When first diagnosed with HIV, more than 15 years ago, I sought a spirit to save me. My doctors were gurus, and science was my religion. Kaposi’s sarcoma was stigmata, and antivirals were the trans-figured host. I dabbled in the occult: mysterious mushrooms and elixirs that promised salvation, bizarre rituals of sexual healing and endless meditations on warrior cells.

After a while, I doubted that salvation for this body was possible. Too many drugs had betrayed me, and I had betrayed myself worshipping false gods of overindulgence. My self-righteous-ness posed as piety. The many memorial protests and support groups I attended were holy gatherings, but I couldn’t speak in tongues, my soul twisting and writhing in ecstasies of mourning or rage forever. Seeking redemption, I tried the “AIDS, Medicine & Miracles” retreat, sat in circles with Ram Dass and read A Course in Miracles. I climbed 12 steps.

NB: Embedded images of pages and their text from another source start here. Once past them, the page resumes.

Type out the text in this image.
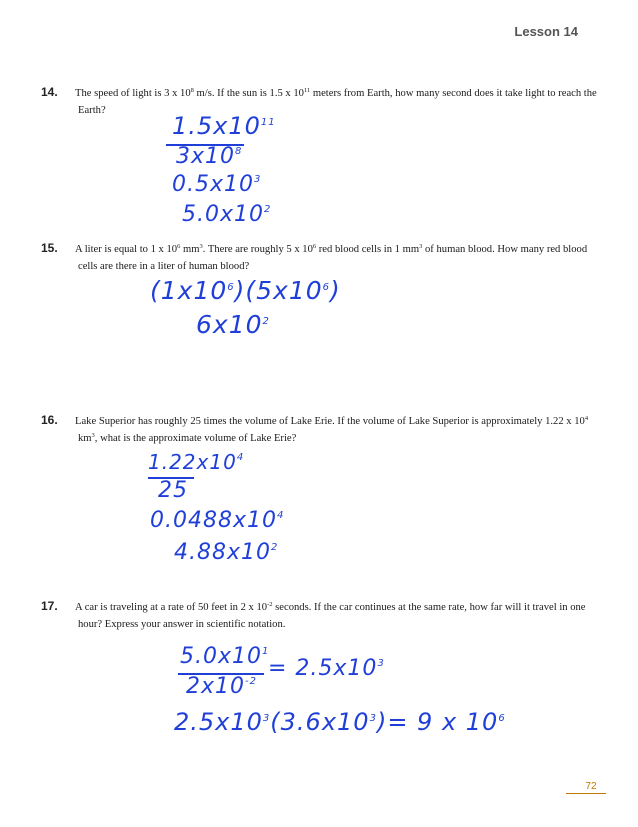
Lesson 14
14. The speed of light is 3 x $10^8$ m/s. If the sun is 1.5 x $10^{11}$ meters from Earth, how many second does it take light to reach the Earth?
$1.5x10^{11}$
$3x10^8$
$0.5x10^3$
$5.0x10^2$
15. A liter is equal to 1 x $10^6$ $mm^3$. There are roughly 5 x $10^6$ red blood cells in 1 $mm^3$ of human blood. How many red blood cells are there in a liter of human blood?
$(1x10^6)(5x10^6)$
$6x10^2$
16. Lake Superior has roughly 25 times the volume of Lake Erie. If the volume of Lake Superior is approximately 1.22 x $10^4$ $km^3$, what is the approximate volume of Lake Erie?
$1.22x10^4$
25
$0.0488x10^4$
$4.88x10^2$
17. A car is traveling at a rate of 50 feet in 2 x $10^{-2}$ seconds. If the car continues at the same rate, how far will it travel in one hour? Express your answer in scientific notation.
$5.0x10^1$
$2x10^{-2}$
= $2.5x10^3$
$2.5x10^3(3.6x10^3)= 9$ x $10^6$
72
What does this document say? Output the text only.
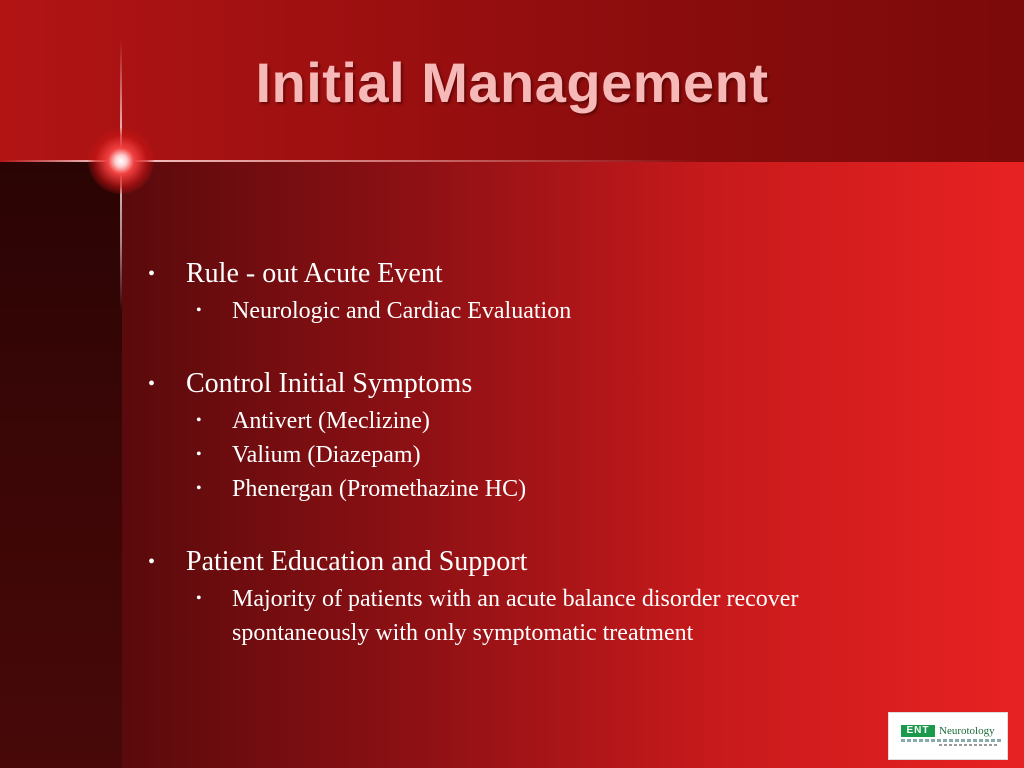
Initial Management
•	Rule - out Acute Event
•	Neurologic and Cardiac Evaluation
•	Control Initial Symptoms
•	Antivert (Meclizine)
•	Valium (Diazepam)
•	Phenergan (Promethazine HC)
•	Patient Education and Support
•	Majority of patients with an acute balance disorder recover spontaneously with only symptomatic treatment
ENT Neurotology
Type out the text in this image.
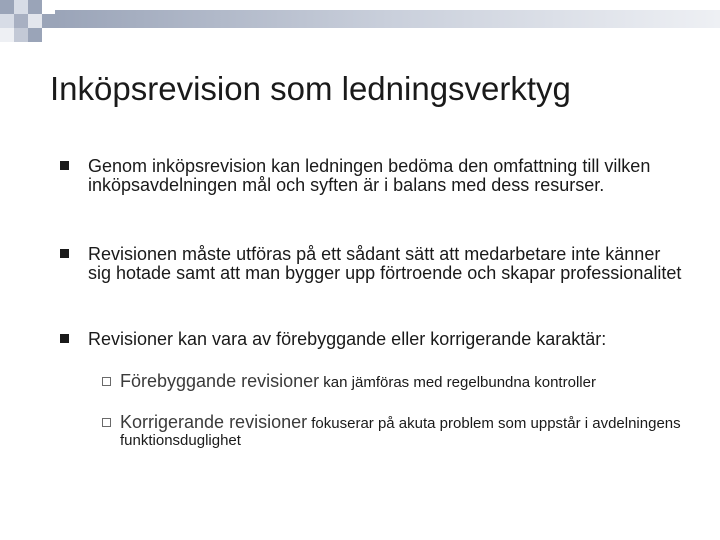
Inköpsrevision som ledningsverktyg
Genom inköpsrevision kan ledningen bedöma den omfattning till vilken inköpsavdelningen mål och syften är i balans med dess resurser.
Revisionen måste utföras på ett sådant sätt att medarbetare inte känner sig hotade samt att man bygger upp förtroende och skapar professionalitet
Revisioner kan vara av förebyggande eller korrigerande karaktär:
Förebyggande revisioner kan jämföras med regelbundna kontroller
Korrigerande revisioner fokuserar på akuta problem som uppstår i avdelningens funktionsduglighet
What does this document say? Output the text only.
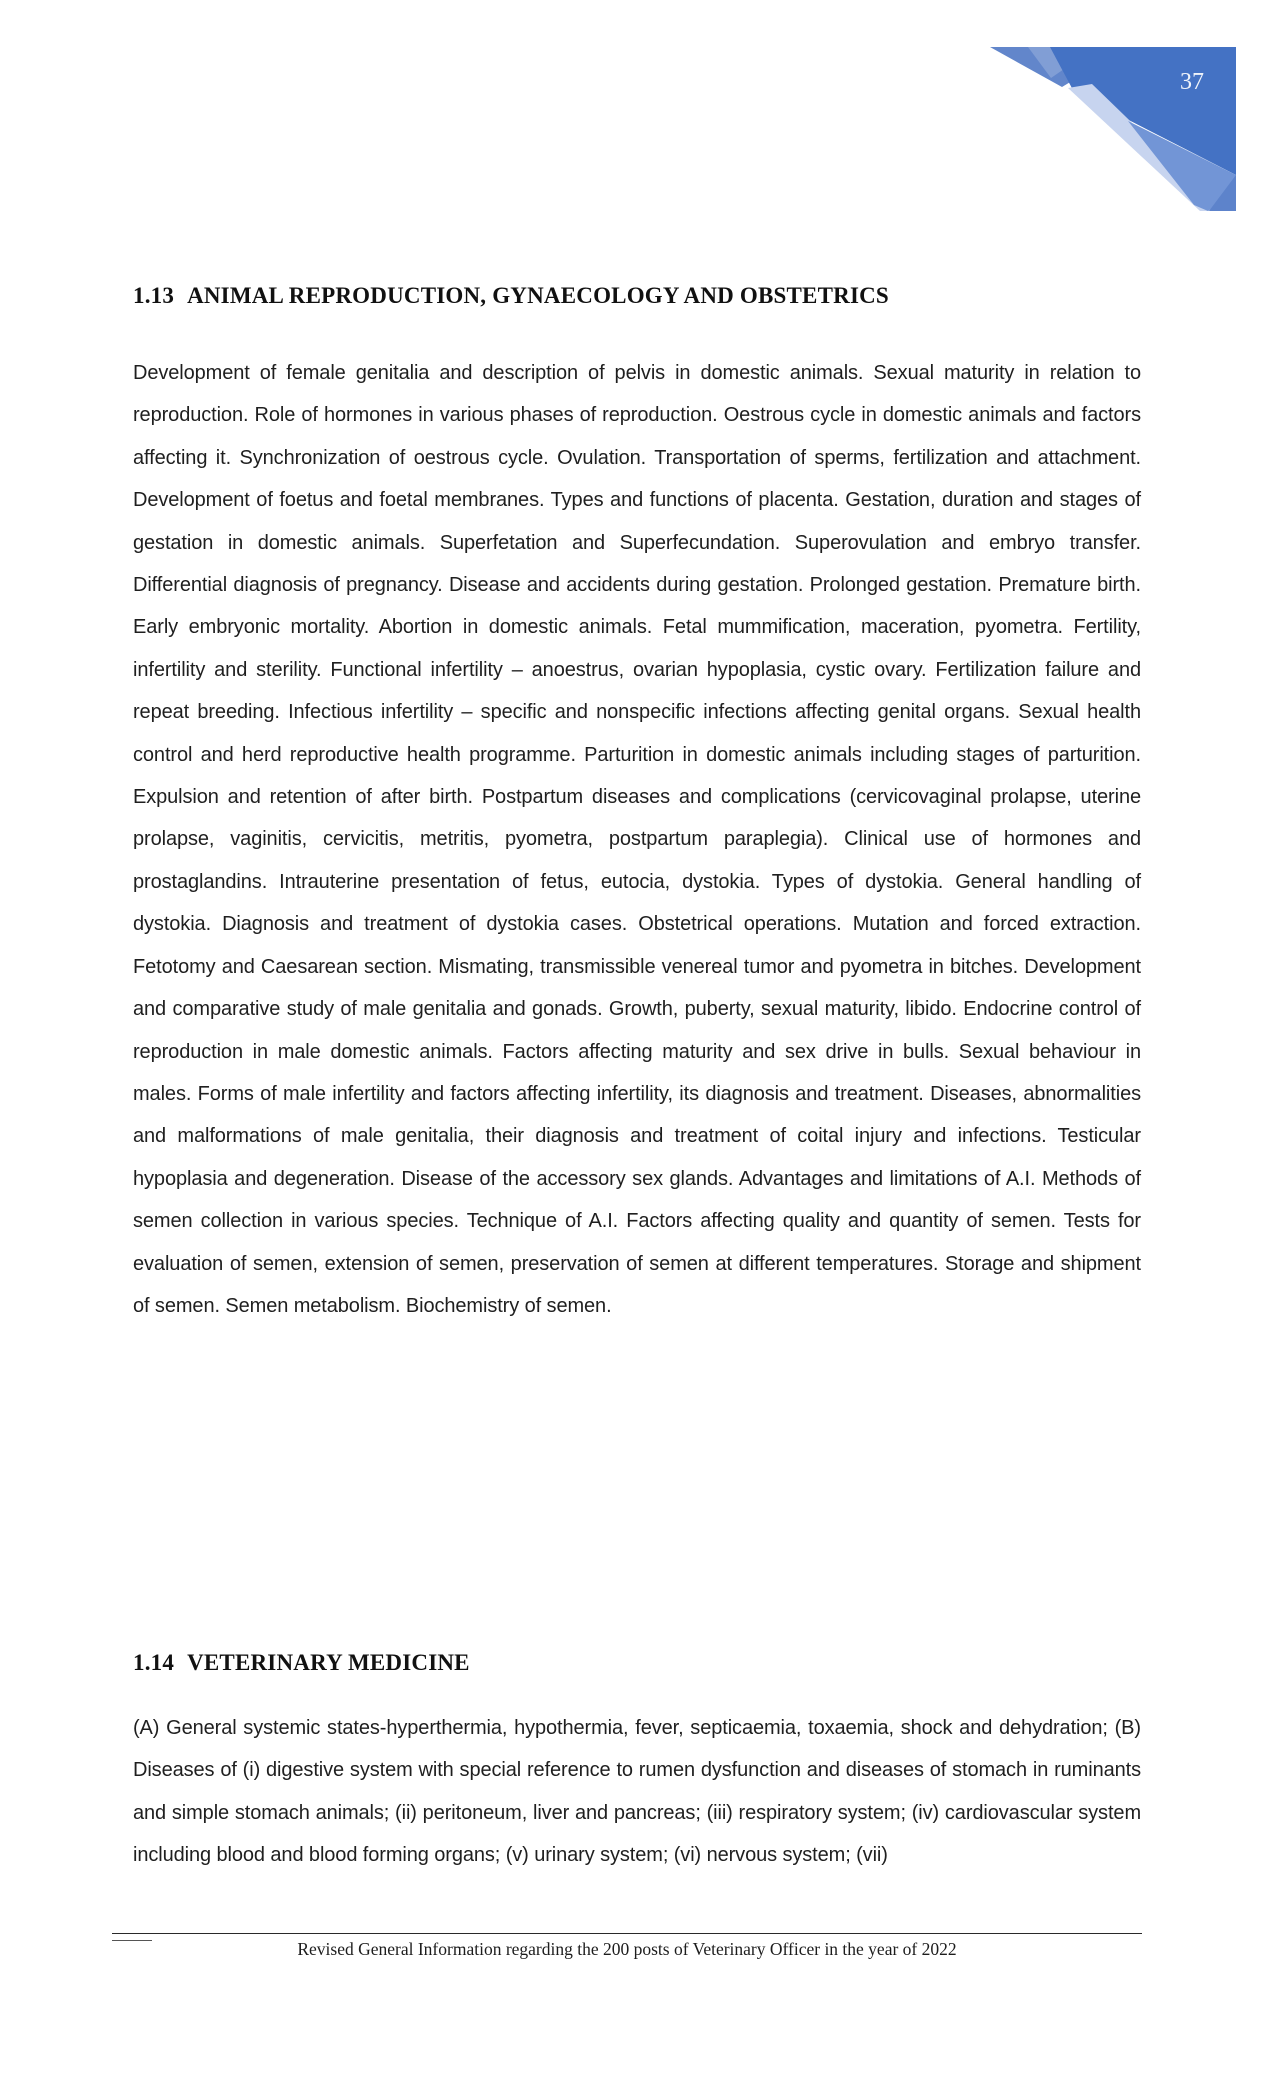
37
1.13 ANIMAL REPRODUCTION, GYNAECOLOGY AND OBSTETRICS

Development of female genitalia and description of pelvis in domestic animals. Sexual maturity in relation to reproduction. Role of hormones in various phases of reproduction. Oestrous cycle in domestic animals and factors affecting it. Synchronization of oestrous cycle. Ovulation. Transportation of sperms, fertilization and attachment. Development of foetus and foetal membranes. Types and functions of placenta. Gestation, duration and stages of gestation in domestic animals. Superfetation and Superfecundation. Superovulation and embryo transfer. Differential diagnosis of pregnancy. Disease and accidents during gestation. Prolonged gestation. Premature birth. Early embryonic mortality. Abortion in domestic animals. Fetal mummification, maceration, pyometra. Fertility, infertility and sterility. Functional infertility – anoestrus, ovarian hypoplasia, cystic ovary. Fertilization failure and repeat breeding. Infectious infertility – specific and nonspecific infections affecting genital organs. Sexual health control and herd reproductive health programme. Parturition in domestic animals including stages of parturition. Expulsion and retention of after birth. Postpartum diseases and complications (cervicovaginal prolapse, uterine prolapse, vaginitis, cervicitis, metritis, pyometra, postpartum paraplegia). Clinical use of hormones and prostaglandins. Intrauterine presentation of fetus, eutocia, dystokia. Types of dystokia. General handling of dystokia. Diagnosis and treatment of dystokia cases. Obstetrical operations. Mutation and forced extraction. Fetotomy and Caesarean section. Mismating, transmissible venereal tumor and pyometra in bitches. Development and comparative study of male genitalia and gonads. Growth, puberty, sexual maturity, libido. Endocrine control of reproduction in male domestic animals. Factors affecting maturity and sex drive in bulls. Sexual behaviour in males. Forms of male infertility and factors affecting infertility, its diagnosis and treatment. Diseases, abnormalities and malformations of male genitalia, their diagnosis and treatment of coital injury and infections. Testicular hypoplasia and degeneration. Disease of the accessory sex glands. Advantages and limitations of A.I. Methods of semen collection in various species. Technique of A.I. Factors affecting quality and quantity of semen. Tests for evaluation of semen, extension of semen, preservation of semen at different temperatures. Storage and shipment of semen. Semen metabolism. Biochemistry of semen.

1.14 VETERINARY MEDICINE

(A) General systemic states-hyperthermia, hypothermia, fever, septicaemia, toxaemia, shock and dehydration; (B) Diseases of (i) digestive system with special reference to rumen dysfunction and diseases of stomach in ruminants and simple stomach animals; (ii) peritoneum, liver and pancreas; (iii) respiratory system; (iv) cardiovascular system including blood and blood forming organs; (v) urinary system; (vi) nervous system; (vii)

Revised General Information regarding the 200 posts of Veterinary Officer in the year of 2022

Recently, I set off on a new vision quest, sampling the spiritual offerings of a dozen churches, synagogues and mosques, all of which offered an AIDS ministry. Their messages stirred my soul. But still, I felt drawn to the community of my own brethren, that tribe of long-standing survivors, and those recently “born again” into the sister- and brotherhood of the tainted blood. Throughout my positive pilgrim’s progress, the succor and strength of other people bearing this cross have most nourished my soul. It is their tales of fortitude and healing that have, ultimately, shown me the way toward transcendence.